Süße Romcom
All the things I didn't saySadie ist wahnsinnig zielstrebig, sie meldet sich für alle freiwilligen Arbeiten in der Schule, unterstützt ihre Mitschüler und ist zusätzlich noch Schulsprecherin. Doch auch wenn sie immer perfekt wirkt, ...

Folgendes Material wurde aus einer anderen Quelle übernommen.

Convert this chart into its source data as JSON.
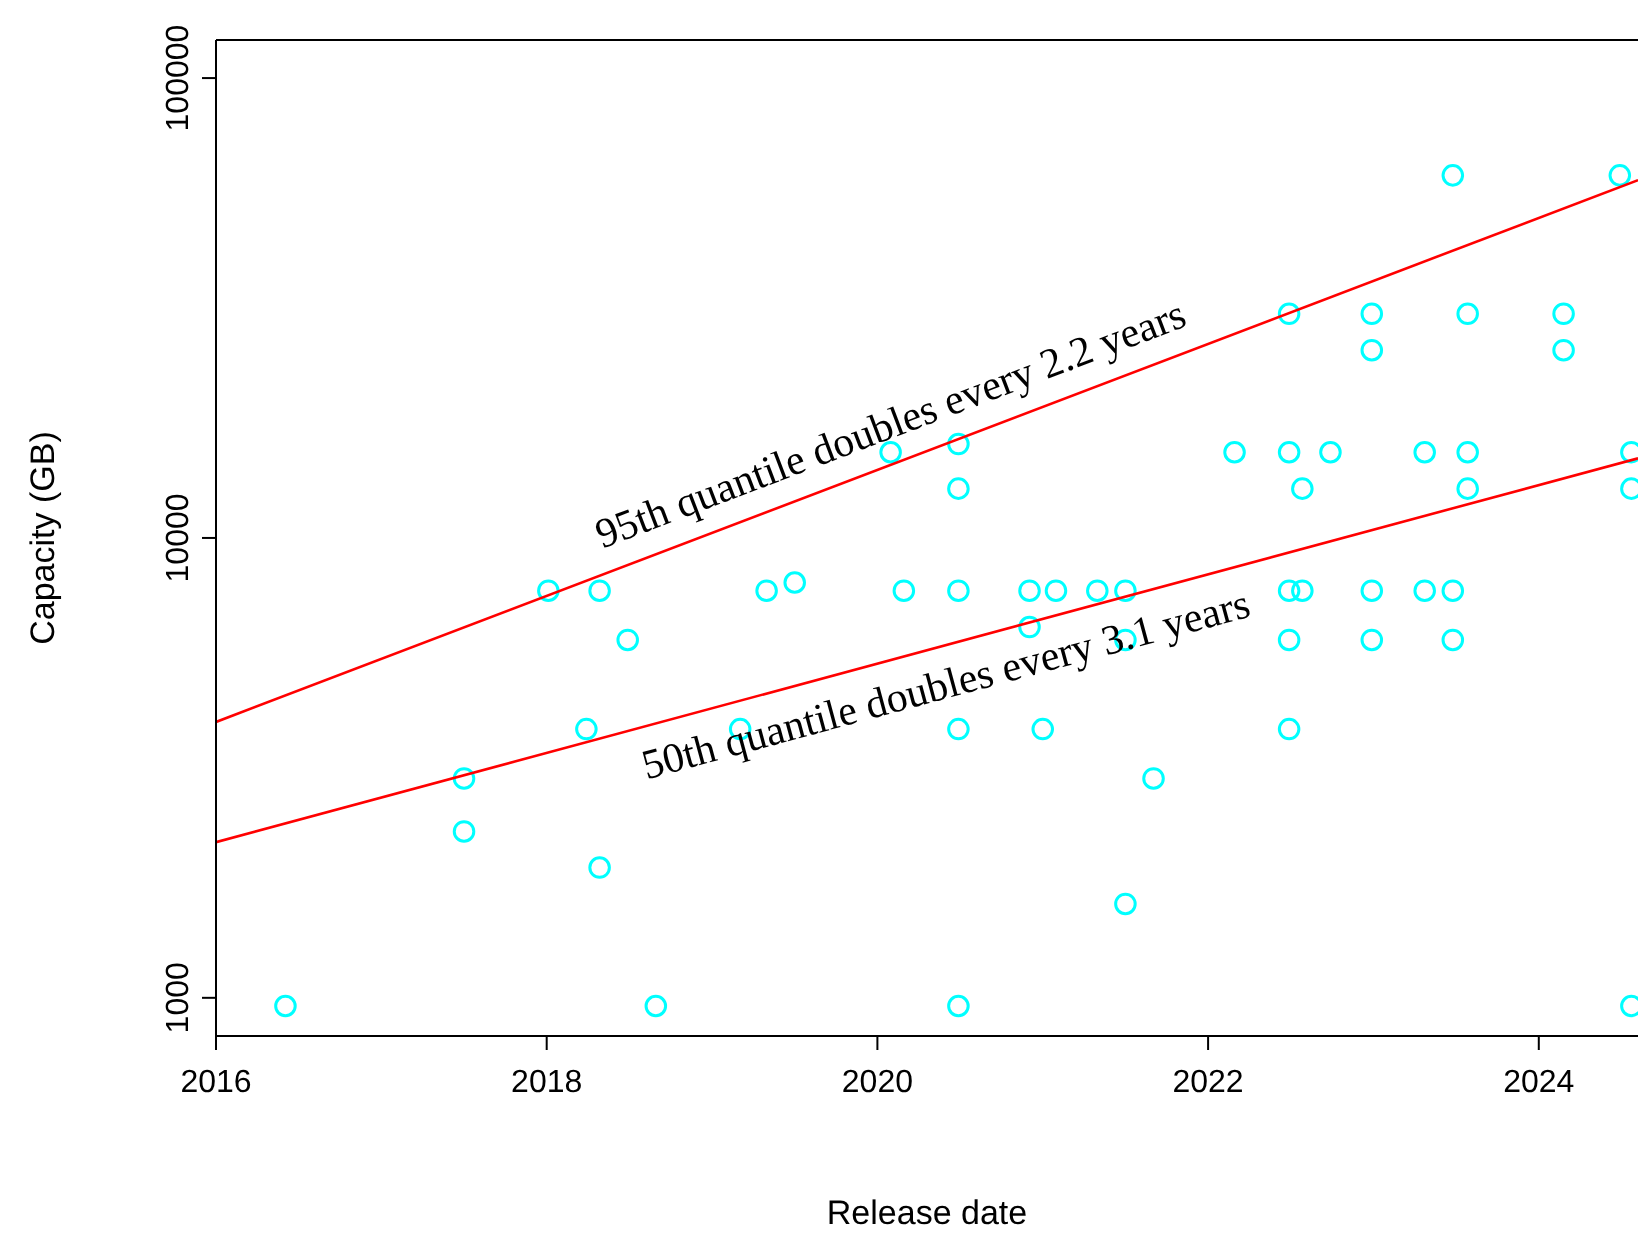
{
  "chart_data": {
    "type": "scatter",
    "xlabel": "Release date",
    "ylabel": "Capacity (GB)",
    "log": "y",
    "grid": false,
    "xlim": [
      2016,
      2024.6
    ],
    "ylim": [
      826,
      121000
    ],
    "xticks": [
      2016,
      2018,
      2020,
      2022,
      2024
    ],
    "yticks": [
      1000,
      10000,
      100000
    ],
    "series": [
      {
        "marker": "circle",
        "color": "#00ffff",
        "x": [
          2016.42,
          2017.5,
          2017.5,
          2018.01,
          2018.24,
          2018.32,
          2018.32,
          2018.49,
          2018.66,
          2019.17,
          2019.33,
          2019.5,
          2020.08,
          2020.16,
          2020.49,
          2020.49,
          2020.49,
          2020.49,
          2020.49,
          2020.92,
          2020.92,
          2021.0,
          2021.08,
          2021.33,
          2021.5,
          2021.5,
          2021.5,
          2021.67,
          2022.16,
          2022.49,
          2022.49,
          2022.49,
          2022.49,
          2022.49,
          2022.57,
          2022.57,
          2022.74,
          2022.99,
          2022.99,
          2022.99,
          2022.99,
          2023.31,
          2023.31,
          2023.48,
          2023.48,
          2023.48,
          2023.57,
          2023.57,
          2023.57,
          2024.15,
          2024.15,
          2024.49,
          2024.56,
          2024.56,
          2024.56
        ],
        "values": [
          960,
          3000,
          2300,
          7680,
          3840,
          7680,
          1920,
          6000,
          960,
          3840,
          7680,
          8000,
          15360,
          7680,
          16000,
          12800,
          7680,
          3840,
          960,
          7680,
          6400,
          3840,
          7680,
          7680,
          7680,
          6000,
          1600,
          3000,
          15360,
          30720,
          15360,
          7680,
          6000,
          3840,
          12800,
          7680,
          15360,
          30720,
          25600,
          7680,
          6000,
          15360,
          7680,
          61440,
          7680,
          6000,
          30720,
          15360,
          12800,
          30720,
          25600,
          61440,
          15360,
          12800,
          960
        ]
      },
      {
        "type": "line",
        "color": "#ff0000",
        "x": [
          2016,
          2024.6
        ],
        "values": [
          3980,
          60000
        ]
      },
      {
        "type": "line",
        "color": "#ff0000",
        "x": [
          2016,
          2024.6
        ],
        "values": [
          2180,
          14900
        ]
      }
    ],
    "annotations": [
      "95th quantile doubles every 2.2 years",
      "50th quantile doubles every 3.1 years"
    ]
  }
}
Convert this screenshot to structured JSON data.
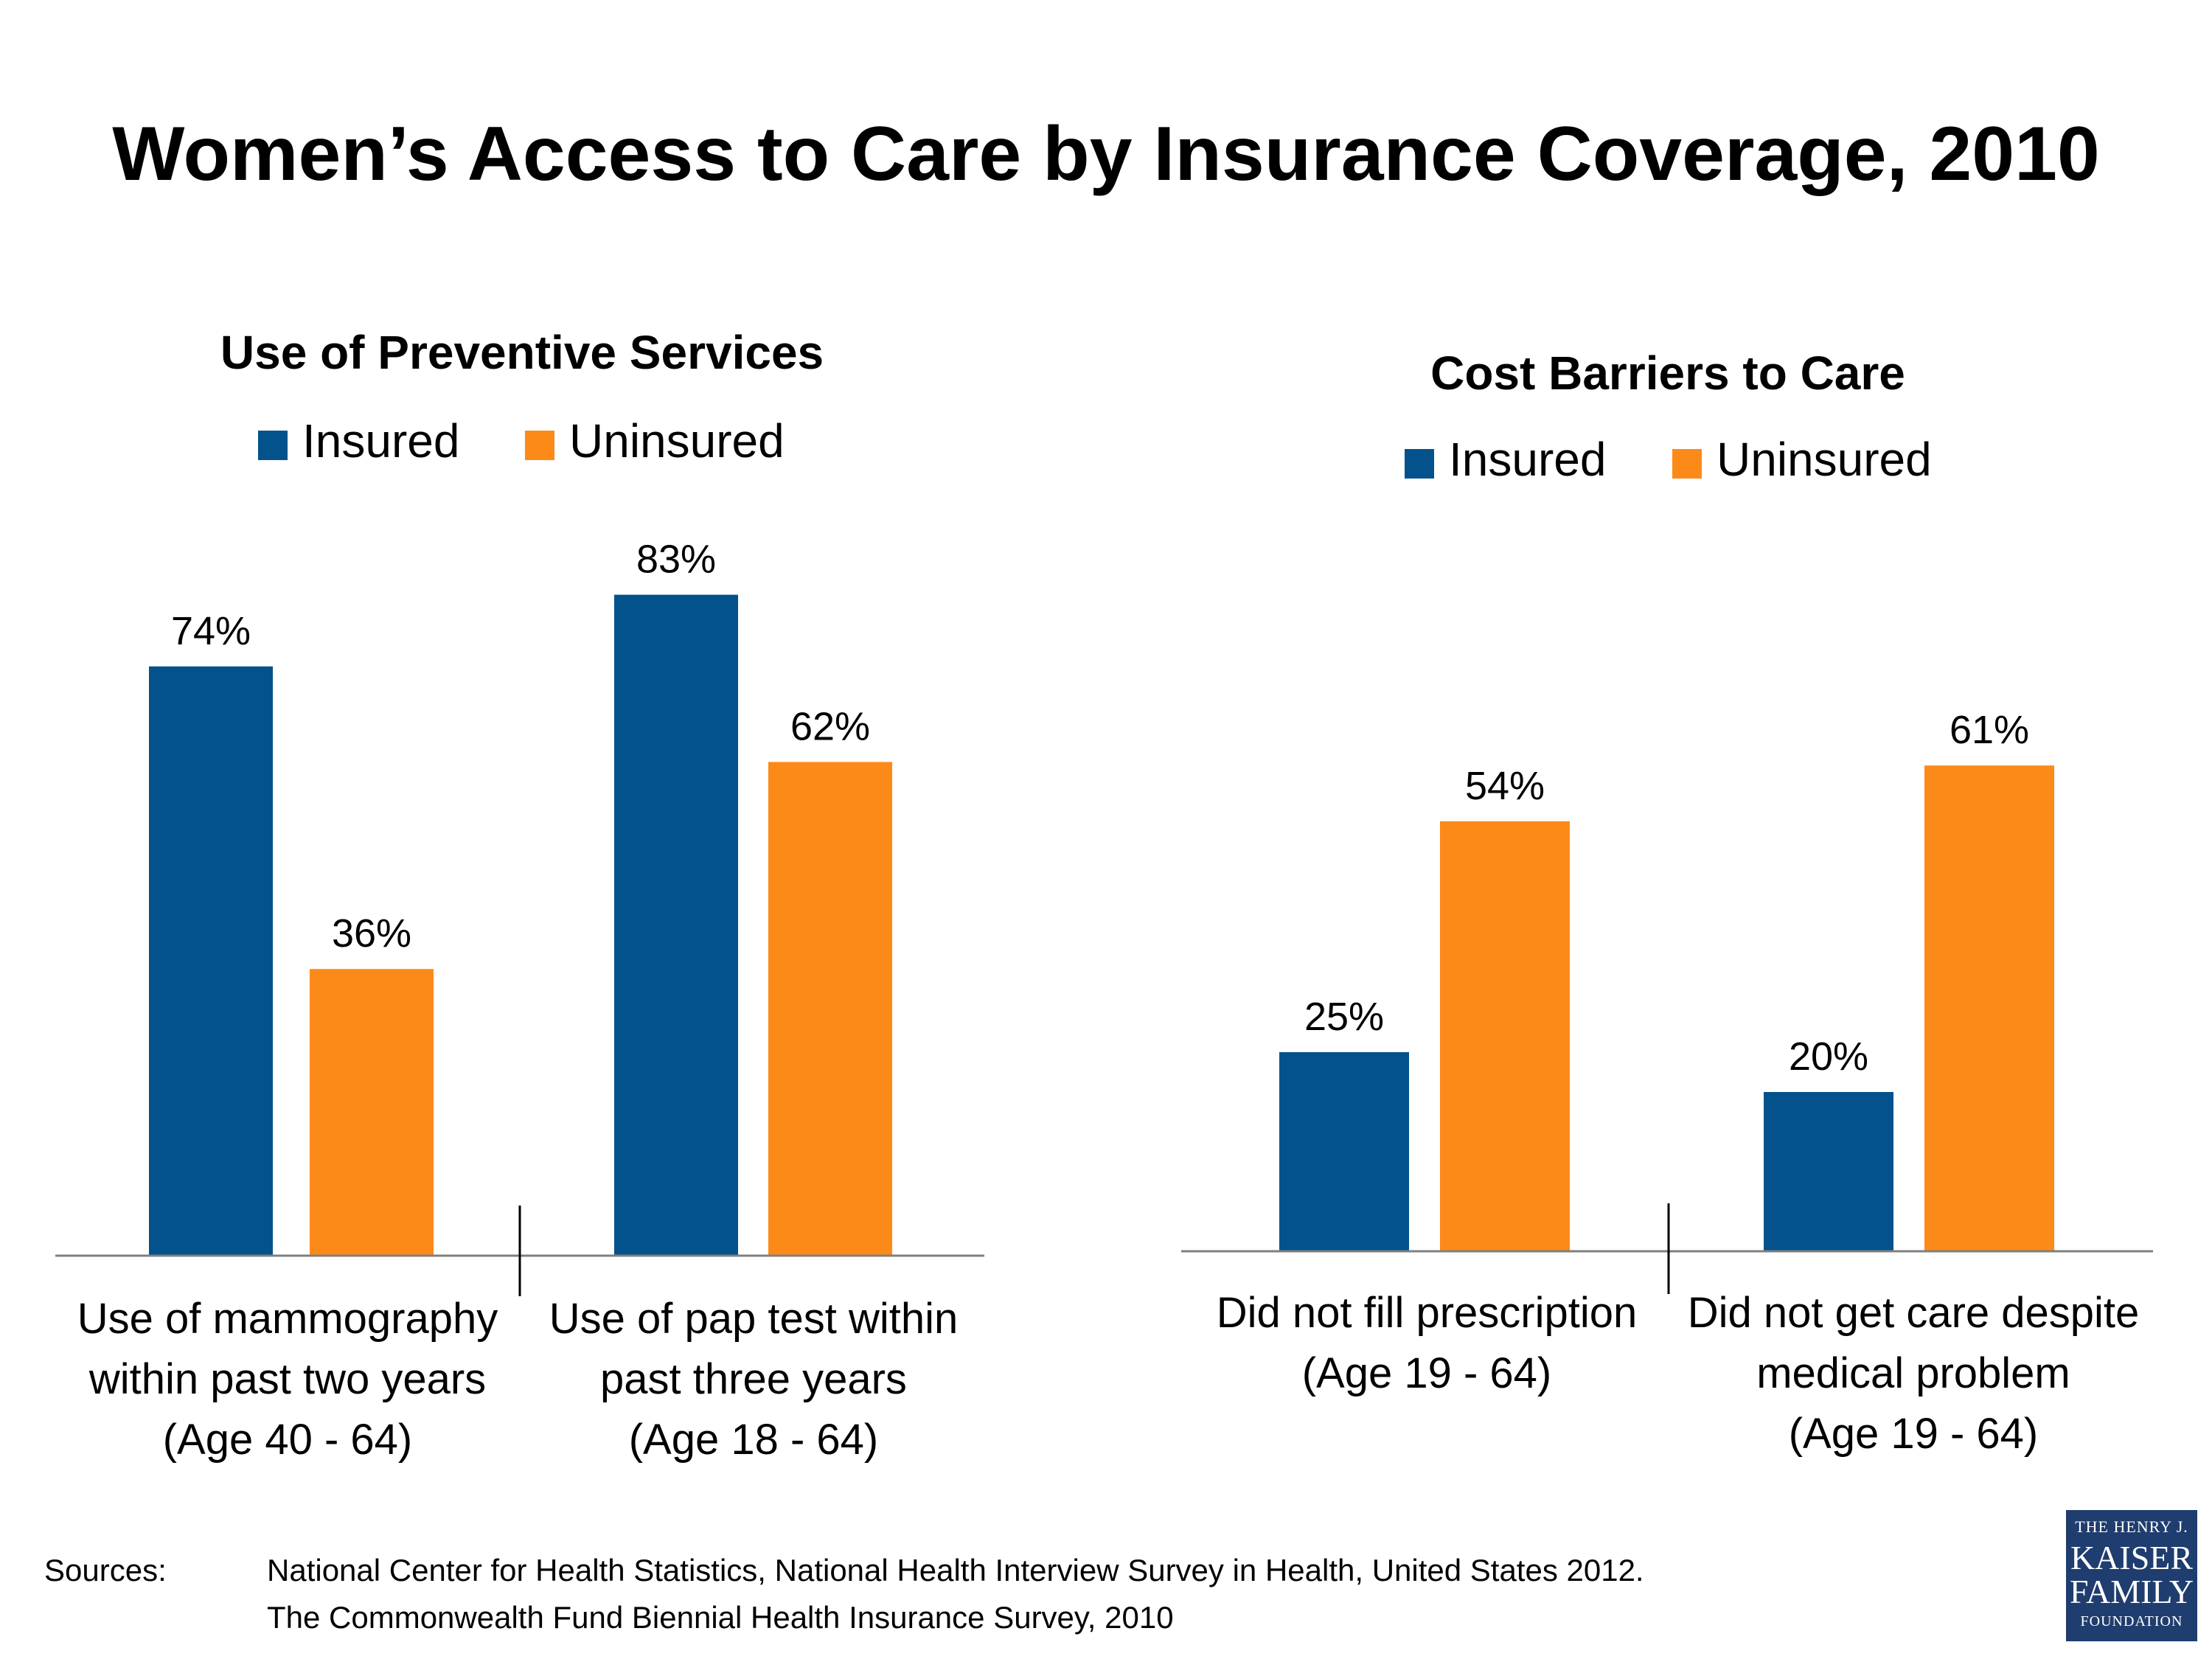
{
  "title": "Women’s Access to Care by Insurance Coverage, 2010",
  "colors": {
    "insured": "#03528c",
    "uninsured": "#fc8a19",
    "axis": "#7f7f7f"
  },
  "chart_data": [
    {
      "type": "bar",
      "title": "Use of Preventive Services",
      "categories": [
        [
          "Use of mammography",
          "within past two years",
          "(Age 40 - 64)"
        ],
        [
          "Use of pap test within",
          "past three years",
          "(Age 18 - 64)"
        ]
      ],
      "series": [
        {
          "name": "Insured",
          "values": [
            74,
            83
          ],
          "color": "#03528c"
        },
        {
          "name": "Uninsured",
          "values": [
            36,
            62
          ],
          "color": "#fc8a19"
        }
      ],
      "value_labels": [
        [
          "74%",
          "83%"
        ],
        [
          "36%",
          "62%"
        ]
      ],
      "ylim": [
        0,
        100
      ],
      "legend": "top",
      "grid": false
    },
    {
      "type": "bar",
      "title": "Cost Barriers to Care",
      "categories": [
        [
          "Did not fill prescription",
          "(Age 19 - 64)"
        ],
        [
          "Did not get care despite",
          "medical problem",
          "(Age 19 - 64)"
        ]
      ],
      "series": [
        {
          "name": "Insured",
          "values": [
            25,
            20
          ],
          "color": "#03528c"
        },
        {
          "name": "Uninsured",
          "values": [
            54,
            61
          ],
          "color": "#fc8a19"
        }
      ],
      "value_labels": [
        [
          "25%",
          "20%"
        ],
        [
          "54%",
          "61%"
        ]
      ],
      "ylim": [
        0,
        100
      ],
      "legend": "top",
      "grid": false
    }
  ],
  "sources": {
    "label": "Sources:",
    "lines": [
      "National Center for Health Statistics, National Health Interview Survey in Health, United States 2012.",
      "The Commonwealth Fund Biennial Health Insurance Survey, 2010"
    ]
  },
  "logo": {
    "line1": "THE HENRY J.",
    "line2": "KAISER",
    "line3": "FAMILY",
    "line4": "FOUNDATION"
  }
}
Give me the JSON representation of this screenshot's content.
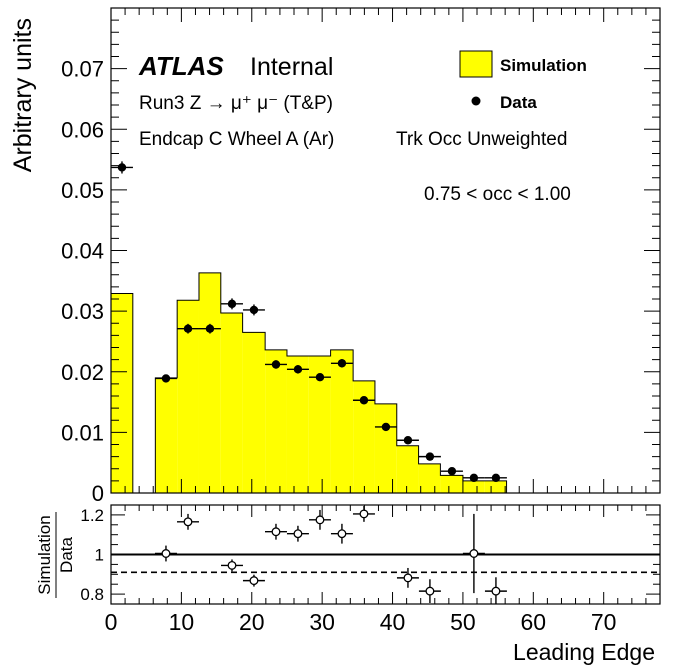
{
  "chart_data": [
    {
      "type": "bar",
      "ylabel": "Arbitrary units",
      "xlim": [
        0,
        78
      ],
      "ylim": [
        0,
        0.08
      ],
      "yticks": [
        "0",
        "0.01",
        "0.02",
        "0.03",
        "0.04",
        "0.05",
        "0.06",
        "0.07"
      ],
      "ytick_values": [
        0,
        0.01,
        0.02,
        0.03,
        0.04,
        0.05,
        0.06,
        0.07
      ],
      "atlas": "ATLAS",
      "atlas_status": "Internal",
      "process": "Run3 Z → μ⁺ μ⁻ (T&P)",
      "region": "Endcap C Wheel A (Ar)",
      "weighting": "Trk Occ Unweighted",
      "selection": "0.75 < occ < 1.00",
      "legend_position": "top-right",
      "colors": {
        "simulation_fill": "#ffff00",
        "line": "#000000"
      },
      "series": [
        {
          "name": "Simulation",
          "style": "filled-histogram",
          "bins": [
            {
              "x0": 0.0,
              "x1": 3.1,
              "y": 0.0329
            },
            {
              "x0": 6.3,
              "x1": 9.4,
              "y": 0.019
            },
            {
              "x0": 9.4,
              "x1": 12.5,
              "y": 0.0318
            },
            {
              "x0": 12.5,
              "x1": 15.6,
              "y": 0.0363
            },
            {
              "x0": 15.6,
              "x1": 18.7,
              "y": 0.0297
            },
            {
              "x0": 18.7,
              "x1": 21.9,
              "y": 0.0265
            },
            {
              "x0": 21.9,
              "x1": 25.0,
              "y": 0.0236
            },
            {
              "x0": 25.0,
              "x1": 28.1,
              "y": 0.0226
            },
            {
              "x0": 28.1,
              "x1": 31.2,
              "y": 0.0226
            },
            {
              "x0": 31.2,
              "x1": 34.4,
              "y": 0.0236
            },
            {
              "x0": 34.4,
              "x1": 37.5,
              "y": 0.0185
            },
            {
              "x0": 37.5,
              "x1": 40.6,
              "y": 0.0147
            },
            {
              "x0": 40.6,
              "x1": 43.7,
              "y": 0.0078
            },
            {
              "x0": 43.7,
              "x1": 46.8,
              "y": 0.0048
            },
            {
              "x0": 46.8,
              "x1": 50.0,
              "y": 0.0029
            },
            {
              "x0": 50.0,
              "x1": 53.1,
              "y": 0.002
            },
            {
              "x0": 53.1,
              "x1": 56.2,
              "y": 0.002
            }
          ]
        },
        {
          "name": "Data",
          "style": "points-with-errors",
          "x": [
            1.56,
            7.81,
            10.94,
            14.06,
            17.19,
            20.31,
            23.44,
            26.56,
            29.69,
            32.81,
            35.94,
            39.06,
            42.19,
            45.31,
            48.44,
            51.56,
            54.69
          ],
          "y": [
            0.0537,
            0.0189,
            0.0271,
            0.0271,
            0.0312,
            0.0302,
            0.0212,
            0.0204,
            0.0191,
            0.0214,
            0.0153,
            0.0109,
            0.0087,
            0.006,
            0.0036,
            0.0025,
            0.0025
          ],
          "xerr": 1.56,
          "yerr": [
            0.001,
            0.0006,
            0.0008,
            0.0008,
            0.0009,
            0.0009,
            0.0007,
            0.0007,
            0.0006,
            0.0007,
            0.0006,
            0.0005,
            0.0004,
            0.0003,
            0.0002,
            0.0002,
            0.0002
          ]
        }
      ]
    },
    {
      "type": "scatter",
      "ylabel": "Simulation / Data",
      "ylabel_num": "Simulation",
      "ylabel_den": "Data",
      "xlabel": "Leading Edge",
      "xlim": [
        0,
        78
      ],
      "ylim": [
        0.75,
        1.25
      ],
      "yticks": [
        "0.8",
        "1",
        "1.2"
      ],
      "ytick_values": [
        0.8,
        1.0,
        1.2
      ],
      "xticks": [
        "0",
        "10",
        "20",
        "30",
        "40",
        "50",
        "60",
        "70"
      ],
      "xtick_values": [
        0,
        10,
        20,
        30,
        40,
        50,
        60,
        70
      ],
      "reference_lines": [
        1.0,
        0.91
      ],
      "series": [
        {
          "style": "open-points-with-errors",
          "x": [
            7.81,
            10.94,
            17.19,
            20.31,
            23.44,
            26.56,
            29.69,
            32.81,
            35.94,
            42.19,
            45.31,
            51.56,
            54.69
          ],
          "y": [
            1.005,
            1.165,
            0.945,
            0.868,
            1.115,
            1.105,
            1.175,
            1.105,
            1.205,
            0.882,
            0.815,
            1.005,
            0.815
          ],
          "xerr": 1.56,
          "yerr": [
            0.04,
            0.04,
            0.03,
            0.03,
            0.04,
            0.04,
            0.05,
            0.05,
            0.04,
            0.05,
            0.06,
            0.2,
            0.07
          ]
        }
      ]
    }
  ]
}
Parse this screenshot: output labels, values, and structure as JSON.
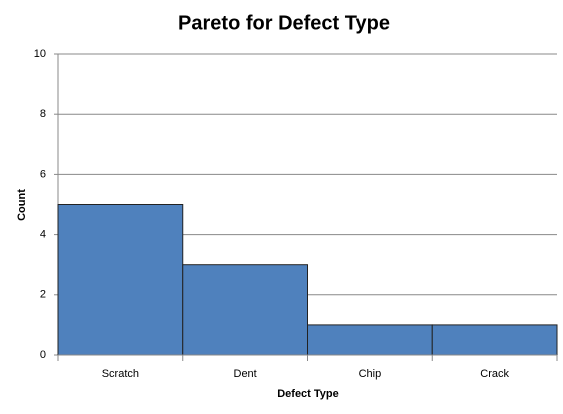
{
  "chart_data": {
    "type": "bar",
    "title": "Pareto for Defect Type",
    "xlabel": "Defect Type",
    "ylabel": "Count",
    "categories": [
      "Scratch",
      "Dent",
      "Chip",
      "Crack"
    ],
    "values": [
      5,
      3,
      1,
      1
    ],
    "color": "#4f81bd",
    "ylim": [
      0,
      10
    ],
    "yticks": [
      0,
      2,
      4,
      6,
      8,
      10
    ],
    "grid": true
  }
}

Sadie ist wahnsinnig zielstrebig, sie meldet sich für alle freiwilligen Arbeiten in der Schule, unterstützt ihre Mitschüler und ist zusätzlich noch Schulsprecherin. Doch auch wenn sie immer perfekt wirkt, muss auch sie mal Dampf ablassen. Dafür hat sie bisher immer E-Mails geschrieben, die sie jedoch nie abgeschickt hat. Bis zu dem Tag, als diese versendet wurden, ohne das Sadie es selbst getan hat. Auf einmal reden alle über sie, egal ob Schüler oder Lehrer, doch diesmal ist es nicht aufgrund ihrer außergewöhnlichen Leistungen.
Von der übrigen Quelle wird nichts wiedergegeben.